Outside of education, there’s another area where we are starting to see game-like systems, and that’s in product marketing. People like getting rewarded for doing things they had already planned to do, and marketers know that such rewards often encourage them to spend more. “Green stamps”, airline mileage points, the McDonald’s Monopoly game, and similar systems encourage people to spend more, and sellers often consider the promotional costs well spent. I spent most of my time at Montreal’s Expo ’67 playing Skee Ball because I kept winning tickets that I eventually spent on a large stuffed poodle. The prizes kept me playing.
Jesse Schell of Schell Games and Carnegie-Mellon University recently game a talk at DICE (Design Outside the Box) suggesting that such point systems could be taken a lot farther – “points for everything!” Jesse says that marketers could take advantage of our love for prizes by turning every consumer activity into a point-winning game.

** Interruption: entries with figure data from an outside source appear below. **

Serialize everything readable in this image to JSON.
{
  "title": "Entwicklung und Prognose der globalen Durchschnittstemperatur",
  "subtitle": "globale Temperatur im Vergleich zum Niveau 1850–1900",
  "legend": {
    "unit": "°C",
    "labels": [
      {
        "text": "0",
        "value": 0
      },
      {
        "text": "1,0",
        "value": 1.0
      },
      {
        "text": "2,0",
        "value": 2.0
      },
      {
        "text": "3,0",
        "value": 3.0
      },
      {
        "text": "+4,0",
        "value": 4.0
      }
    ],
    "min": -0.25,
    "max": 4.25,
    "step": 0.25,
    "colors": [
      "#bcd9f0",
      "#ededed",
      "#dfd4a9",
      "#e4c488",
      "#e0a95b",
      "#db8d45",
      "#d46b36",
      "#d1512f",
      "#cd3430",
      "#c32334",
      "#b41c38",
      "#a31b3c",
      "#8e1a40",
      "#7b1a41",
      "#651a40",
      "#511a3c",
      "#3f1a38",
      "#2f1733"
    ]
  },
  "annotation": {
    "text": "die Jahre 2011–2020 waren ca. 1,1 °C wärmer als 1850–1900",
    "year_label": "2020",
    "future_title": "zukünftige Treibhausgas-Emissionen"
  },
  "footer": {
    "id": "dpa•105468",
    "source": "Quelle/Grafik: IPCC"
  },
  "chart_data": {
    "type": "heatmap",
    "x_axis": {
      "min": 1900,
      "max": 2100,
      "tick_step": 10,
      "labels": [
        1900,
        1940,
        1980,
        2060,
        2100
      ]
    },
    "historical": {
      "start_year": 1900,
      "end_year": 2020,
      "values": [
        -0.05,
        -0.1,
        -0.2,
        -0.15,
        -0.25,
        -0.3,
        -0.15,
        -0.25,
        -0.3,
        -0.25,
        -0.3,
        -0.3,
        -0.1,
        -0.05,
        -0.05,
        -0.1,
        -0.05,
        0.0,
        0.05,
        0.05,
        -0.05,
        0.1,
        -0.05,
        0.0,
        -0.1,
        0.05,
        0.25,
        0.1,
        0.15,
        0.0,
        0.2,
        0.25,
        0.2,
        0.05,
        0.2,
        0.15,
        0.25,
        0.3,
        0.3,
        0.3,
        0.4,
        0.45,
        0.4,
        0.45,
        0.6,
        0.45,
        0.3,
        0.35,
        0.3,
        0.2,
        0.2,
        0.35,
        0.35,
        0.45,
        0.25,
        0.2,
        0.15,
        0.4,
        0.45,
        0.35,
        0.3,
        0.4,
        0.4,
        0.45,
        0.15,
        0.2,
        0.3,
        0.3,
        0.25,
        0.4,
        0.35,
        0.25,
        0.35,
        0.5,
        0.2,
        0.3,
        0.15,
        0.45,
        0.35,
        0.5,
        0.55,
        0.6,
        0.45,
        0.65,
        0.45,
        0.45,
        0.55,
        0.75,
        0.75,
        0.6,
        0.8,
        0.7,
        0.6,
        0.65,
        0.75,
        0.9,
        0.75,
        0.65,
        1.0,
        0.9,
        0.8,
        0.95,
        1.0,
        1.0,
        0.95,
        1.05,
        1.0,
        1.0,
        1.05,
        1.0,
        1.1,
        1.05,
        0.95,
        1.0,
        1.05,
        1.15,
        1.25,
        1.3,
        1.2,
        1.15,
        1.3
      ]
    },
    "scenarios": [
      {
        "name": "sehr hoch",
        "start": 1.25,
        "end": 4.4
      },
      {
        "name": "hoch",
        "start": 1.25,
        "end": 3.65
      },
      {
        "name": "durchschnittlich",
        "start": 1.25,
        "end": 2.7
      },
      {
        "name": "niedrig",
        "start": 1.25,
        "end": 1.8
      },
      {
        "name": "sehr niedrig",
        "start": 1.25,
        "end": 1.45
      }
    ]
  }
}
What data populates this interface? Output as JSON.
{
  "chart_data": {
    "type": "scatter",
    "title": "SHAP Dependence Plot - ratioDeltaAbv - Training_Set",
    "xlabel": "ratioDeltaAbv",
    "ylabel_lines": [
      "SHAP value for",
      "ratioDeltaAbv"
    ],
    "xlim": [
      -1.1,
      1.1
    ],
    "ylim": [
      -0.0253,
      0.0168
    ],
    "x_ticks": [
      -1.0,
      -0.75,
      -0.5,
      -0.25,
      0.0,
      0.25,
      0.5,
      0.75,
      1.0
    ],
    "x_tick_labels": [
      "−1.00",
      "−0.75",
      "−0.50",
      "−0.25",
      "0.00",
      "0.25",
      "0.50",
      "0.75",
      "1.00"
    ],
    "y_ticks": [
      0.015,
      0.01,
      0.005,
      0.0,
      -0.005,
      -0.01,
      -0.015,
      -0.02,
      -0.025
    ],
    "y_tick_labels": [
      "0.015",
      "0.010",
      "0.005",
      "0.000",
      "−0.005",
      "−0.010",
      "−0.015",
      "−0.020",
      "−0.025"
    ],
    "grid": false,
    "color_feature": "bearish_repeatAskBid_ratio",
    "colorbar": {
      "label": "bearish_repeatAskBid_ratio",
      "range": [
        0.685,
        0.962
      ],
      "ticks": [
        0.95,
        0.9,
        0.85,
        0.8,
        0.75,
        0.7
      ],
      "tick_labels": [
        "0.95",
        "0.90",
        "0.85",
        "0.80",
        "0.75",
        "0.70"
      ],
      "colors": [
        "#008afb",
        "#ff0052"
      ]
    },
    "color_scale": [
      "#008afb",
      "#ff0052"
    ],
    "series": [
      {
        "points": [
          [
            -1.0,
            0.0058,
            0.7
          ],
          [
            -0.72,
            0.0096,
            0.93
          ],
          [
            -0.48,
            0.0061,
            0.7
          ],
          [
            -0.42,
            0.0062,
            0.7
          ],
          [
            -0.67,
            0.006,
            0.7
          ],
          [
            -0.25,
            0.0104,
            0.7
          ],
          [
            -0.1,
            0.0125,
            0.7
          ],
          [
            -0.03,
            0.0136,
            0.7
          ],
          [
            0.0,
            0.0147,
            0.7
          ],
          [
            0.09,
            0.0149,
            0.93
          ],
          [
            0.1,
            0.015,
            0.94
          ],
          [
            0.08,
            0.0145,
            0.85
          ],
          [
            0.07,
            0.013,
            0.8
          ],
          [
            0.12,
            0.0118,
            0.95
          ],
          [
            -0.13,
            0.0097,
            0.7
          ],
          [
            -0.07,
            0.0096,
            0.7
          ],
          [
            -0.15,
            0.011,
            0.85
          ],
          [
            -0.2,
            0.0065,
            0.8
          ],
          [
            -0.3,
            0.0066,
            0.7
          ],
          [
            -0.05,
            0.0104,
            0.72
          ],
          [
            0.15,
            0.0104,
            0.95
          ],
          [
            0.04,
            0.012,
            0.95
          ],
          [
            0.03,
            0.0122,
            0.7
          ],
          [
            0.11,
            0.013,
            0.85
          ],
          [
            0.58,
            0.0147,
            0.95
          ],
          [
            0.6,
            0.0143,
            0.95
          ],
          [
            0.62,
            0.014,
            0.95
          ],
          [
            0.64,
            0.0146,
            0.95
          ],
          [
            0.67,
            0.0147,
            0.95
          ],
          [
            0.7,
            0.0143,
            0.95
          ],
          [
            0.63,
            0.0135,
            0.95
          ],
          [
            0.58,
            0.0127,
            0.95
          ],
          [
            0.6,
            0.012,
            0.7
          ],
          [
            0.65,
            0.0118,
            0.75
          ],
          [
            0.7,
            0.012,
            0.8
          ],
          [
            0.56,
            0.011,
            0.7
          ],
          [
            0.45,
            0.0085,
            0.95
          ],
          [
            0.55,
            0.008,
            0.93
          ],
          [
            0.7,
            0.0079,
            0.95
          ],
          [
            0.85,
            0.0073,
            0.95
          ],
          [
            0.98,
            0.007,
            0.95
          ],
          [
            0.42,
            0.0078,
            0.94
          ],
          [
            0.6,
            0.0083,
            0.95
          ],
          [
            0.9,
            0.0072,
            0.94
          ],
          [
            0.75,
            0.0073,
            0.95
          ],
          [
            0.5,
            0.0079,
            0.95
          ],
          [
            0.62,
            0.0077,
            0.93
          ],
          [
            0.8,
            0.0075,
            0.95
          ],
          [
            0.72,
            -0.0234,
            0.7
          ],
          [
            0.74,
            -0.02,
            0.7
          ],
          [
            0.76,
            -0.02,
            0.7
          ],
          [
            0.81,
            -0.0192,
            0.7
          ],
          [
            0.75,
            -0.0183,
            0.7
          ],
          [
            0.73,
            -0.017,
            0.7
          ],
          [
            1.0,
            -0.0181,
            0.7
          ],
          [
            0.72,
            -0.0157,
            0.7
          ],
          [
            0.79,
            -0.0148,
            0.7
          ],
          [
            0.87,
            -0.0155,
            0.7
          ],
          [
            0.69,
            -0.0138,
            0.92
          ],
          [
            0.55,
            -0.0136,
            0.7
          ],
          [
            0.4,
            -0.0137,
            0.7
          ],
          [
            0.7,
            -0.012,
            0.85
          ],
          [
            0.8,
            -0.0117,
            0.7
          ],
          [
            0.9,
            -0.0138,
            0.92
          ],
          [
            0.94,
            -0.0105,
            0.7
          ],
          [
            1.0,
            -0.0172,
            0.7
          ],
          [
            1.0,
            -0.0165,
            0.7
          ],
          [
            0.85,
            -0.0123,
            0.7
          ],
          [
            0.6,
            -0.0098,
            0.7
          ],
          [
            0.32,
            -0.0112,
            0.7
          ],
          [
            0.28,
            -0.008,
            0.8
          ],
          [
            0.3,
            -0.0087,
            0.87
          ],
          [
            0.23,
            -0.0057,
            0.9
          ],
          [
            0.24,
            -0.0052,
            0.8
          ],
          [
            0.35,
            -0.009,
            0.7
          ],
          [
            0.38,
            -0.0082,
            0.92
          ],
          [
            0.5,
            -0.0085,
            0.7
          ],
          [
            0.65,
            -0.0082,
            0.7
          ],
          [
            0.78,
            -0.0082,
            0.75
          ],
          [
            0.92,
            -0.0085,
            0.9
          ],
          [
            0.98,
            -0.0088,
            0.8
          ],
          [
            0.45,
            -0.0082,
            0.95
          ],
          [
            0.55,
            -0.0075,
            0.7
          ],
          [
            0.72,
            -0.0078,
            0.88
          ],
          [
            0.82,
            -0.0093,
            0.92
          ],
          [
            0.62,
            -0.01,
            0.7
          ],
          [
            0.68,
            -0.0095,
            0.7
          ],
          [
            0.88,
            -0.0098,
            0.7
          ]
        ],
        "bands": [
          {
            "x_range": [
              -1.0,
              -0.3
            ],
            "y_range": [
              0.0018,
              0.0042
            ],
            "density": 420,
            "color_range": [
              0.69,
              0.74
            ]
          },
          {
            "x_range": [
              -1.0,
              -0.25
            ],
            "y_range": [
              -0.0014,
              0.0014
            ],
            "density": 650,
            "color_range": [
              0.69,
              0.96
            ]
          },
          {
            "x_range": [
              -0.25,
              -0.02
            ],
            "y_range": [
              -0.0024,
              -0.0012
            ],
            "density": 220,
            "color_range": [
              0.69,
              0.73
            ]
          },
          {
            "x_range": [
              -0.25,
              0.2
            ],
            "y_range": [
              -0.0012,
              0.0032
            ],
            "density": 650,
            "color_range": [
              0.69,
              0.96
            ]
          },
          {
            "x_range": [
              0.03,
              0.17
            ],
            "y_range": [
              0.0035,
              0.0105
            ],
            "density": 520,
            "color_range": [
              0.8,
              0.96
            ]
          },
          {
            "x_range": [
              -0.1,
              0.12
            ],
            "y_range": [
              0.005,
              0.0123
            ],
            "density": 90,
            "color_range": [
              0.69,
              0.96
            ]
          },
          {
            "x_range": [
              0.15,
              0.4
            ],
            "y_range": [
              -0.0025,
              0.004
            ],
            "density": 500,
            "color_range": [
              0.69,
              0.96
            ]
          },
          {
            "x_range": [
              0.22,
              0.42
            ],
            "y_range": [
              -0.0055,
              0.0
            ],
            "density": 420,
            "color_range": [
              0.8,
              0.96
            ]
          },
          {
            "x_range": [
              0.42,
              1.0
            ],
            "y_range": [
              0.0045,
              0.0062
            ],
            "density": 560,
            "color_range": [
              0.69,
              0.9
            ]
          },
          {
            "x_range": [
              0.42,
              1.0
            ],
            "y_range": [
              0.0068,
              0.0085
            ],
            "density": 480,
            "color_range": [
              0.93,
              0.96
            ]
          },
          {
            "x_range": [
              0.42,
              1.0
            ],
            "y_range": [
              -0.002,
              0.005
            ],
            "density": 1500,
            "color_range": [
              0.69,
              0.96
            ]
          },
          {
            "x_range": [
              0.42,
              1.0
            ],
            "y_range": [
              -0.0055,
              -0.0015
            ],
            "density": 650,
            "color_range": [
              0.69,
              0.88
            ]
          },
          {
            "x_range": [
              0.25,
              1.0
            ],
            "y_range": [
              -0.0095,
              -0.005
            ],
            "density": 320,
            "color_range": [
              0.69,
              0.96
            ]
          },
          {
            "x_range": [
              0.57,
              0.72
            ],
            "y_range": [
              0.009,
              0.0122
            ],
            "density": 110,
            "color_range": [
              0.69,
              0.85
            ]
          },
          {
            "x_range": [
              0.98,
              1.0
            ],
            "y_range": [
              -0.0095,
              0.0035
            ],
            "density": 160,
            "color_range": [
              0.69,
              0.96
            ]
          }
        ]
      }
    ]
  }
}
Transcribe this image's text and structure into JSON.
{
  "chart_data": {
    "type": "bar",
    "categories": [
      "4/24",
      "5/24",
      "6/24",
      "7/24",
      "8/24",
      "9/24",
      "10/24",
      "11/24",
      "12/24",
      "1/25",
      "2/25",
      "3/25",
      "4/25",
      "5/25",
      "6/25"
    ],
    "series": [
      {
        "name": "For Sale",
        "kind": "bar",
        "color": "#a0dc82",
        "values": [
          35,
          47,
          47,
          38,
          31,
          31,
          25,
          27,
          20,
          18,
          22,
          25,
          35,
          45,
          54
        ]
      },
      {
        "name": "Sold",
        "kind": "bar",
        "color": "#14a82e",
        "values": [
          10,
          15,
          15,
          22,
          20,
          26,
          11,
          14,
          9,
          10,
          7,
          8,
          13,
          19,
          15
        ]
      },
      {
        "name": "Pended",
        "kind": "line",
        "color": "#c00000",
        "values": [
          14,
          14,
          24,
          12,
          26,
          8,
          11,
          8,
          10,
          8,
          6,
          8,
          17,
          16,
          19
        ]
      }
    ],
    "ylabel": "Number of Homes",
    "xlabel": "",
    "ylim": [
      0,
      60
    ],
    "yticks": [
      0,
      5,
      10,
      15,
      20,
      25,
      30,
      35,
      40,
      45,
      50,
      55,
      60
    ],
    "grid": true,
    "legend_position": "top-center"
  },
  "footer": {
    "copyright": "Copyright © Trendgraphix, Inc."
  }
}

Jesse’s video was actually pretty disturbing, and reminded me of the classic novel by Frederik Pohl and Cyril M. Kornbluth, The Space Merchants. In that story, huge corporations run the world. Their advertising is so effective that people believe their most important role is to buy things. It’s a good thing that was just science fiction; we would never fall for… mmm, Starbucks.
Gee, thanks, Jesse. Use our love for games to get us to buy products we don’t need and are bad for us.
The problem with making games that really help people instead of exploiting them is that game development costs time and money, and helpful games have no obvious revenue source. Jesse’s talk hints at some less commercial ways we could use game-like point systems, such as promoting use of public transportation. The government could fund a game like this with gasoline taxes, which would also reduce driving and pollution.
Pointing Towards the Future
We know awards, recognition, and achievements can change our behavior. But will that accomplish anything more valuable than increasing product sales? I think it can, but we will need to find incentives for creating helpful games. Maybe that could start with a meta-game in which the developers are awarded – or award themselves – points instead of dollars for designing “better life” games. Unfortunately, game developers need to eat, and starving is a powerful negative point system.
Games are loose in the world, and it’s up to all of us to decide how serious we want our fun to be. We can let the new games be ruled by greed – That worked so well for Enron and Lehman Brothers, after all. Or we can try to create, play, and live gaming lives that improve our lives and the world around us.